Christopher thought about the question. He shrugged. “I couldn’t say.”
“How did you two meet?”
“We were the only big-city cops in a Montana bar,” said Christopher. It was a gamble, but he was confident that they would assume he meant they met at the Hay Loft.
“Big-city cops?”
“He worked Miami,” Christopher said idly. “Opposite coasts, different gangs, different issues—but it’s still the same animal, you know?”

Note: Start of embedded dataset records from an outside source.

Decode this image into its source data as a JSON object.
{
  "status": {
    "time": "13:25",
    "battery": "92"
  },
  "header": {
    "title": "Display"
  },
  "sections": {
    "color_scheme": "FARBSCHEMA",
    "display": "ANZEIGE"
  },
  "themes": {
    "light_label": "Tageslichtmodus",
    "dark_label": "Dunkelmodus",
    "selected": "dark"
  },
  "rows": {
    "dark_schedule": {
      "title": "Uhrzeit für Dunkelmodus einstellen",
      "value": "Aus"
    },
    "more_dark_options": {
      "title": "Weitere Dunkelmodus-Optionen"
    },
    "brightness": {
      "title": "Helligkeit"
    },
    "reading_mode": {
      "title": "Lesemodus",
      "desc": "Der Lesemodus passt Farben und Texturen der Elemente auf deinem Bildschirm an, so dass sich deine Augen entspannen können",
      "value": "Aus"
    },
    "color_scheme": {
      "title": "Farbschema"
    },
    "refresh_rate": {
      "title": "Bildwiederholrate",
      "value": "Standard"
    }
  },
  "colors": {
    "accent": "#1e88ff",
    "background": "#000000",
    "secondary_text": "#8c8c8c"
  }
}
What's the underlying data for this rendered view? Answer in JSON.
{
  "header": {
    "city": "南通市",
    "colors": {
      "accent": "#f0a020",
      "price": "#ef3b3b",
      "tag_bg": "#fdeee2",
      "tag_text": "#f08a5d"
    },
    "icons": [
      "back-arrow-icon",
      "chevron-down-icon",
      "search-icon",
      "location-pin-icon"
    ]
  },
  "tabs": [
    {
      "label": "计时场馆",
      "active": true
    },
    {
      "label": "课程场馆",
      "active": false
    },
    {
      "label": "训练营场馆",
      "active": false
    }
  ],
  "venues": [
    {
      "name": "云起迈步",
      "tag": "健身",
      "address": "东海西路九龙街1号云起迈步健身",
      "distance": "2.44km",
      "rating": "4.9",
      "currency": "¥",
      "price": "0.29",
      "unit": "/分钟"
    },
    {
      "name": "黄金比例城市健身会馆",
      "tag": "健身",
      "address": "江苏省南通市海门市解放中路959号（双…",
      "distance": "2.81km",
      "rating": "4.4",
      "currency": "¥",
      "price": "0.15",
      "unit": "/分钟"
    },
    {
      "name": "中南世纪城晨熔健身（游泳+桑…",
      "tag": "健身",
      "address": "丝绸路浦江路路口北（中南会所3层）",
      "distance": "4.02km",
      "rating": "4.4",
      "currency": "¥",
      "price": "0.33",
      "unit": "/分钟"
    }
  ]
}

“Miami? I assumed he was Native American.” Agent Shaffer laughed. “I figured he was trying to pretend he wasn’t from the reservation by moving a whole twenty miles north.”
Christopher didn’t smile. He froze. The twitching, that he so often disguised with flamboyant conversation skills, stopped.
“Reservation?” Agent Belkamp asked.
“The Salish and Kootenai tribes,” Agent Shaffer tried to explain. “Nothing but drunks and assholes. Ah, never mind. He just transferred out here from California a few months ago,” he said, pointing a thumb at his partner.
Christopher let his glare intensify on its own again. He didn’t make any attempt to hide it with a smile. He sat back and folded his arms across his chest.
“So you’re old friends?” Agent Shaffer said carefully. He was quiet for a moment, and Christopher had a feeling he was either waiting for Christopher to confirm that he knew Doug previously or to clarify that they’d just met. Christopher stayed quiet. He had no way to know exactly what Doug had told them, and the worst thing he could do right now was to say the opposite.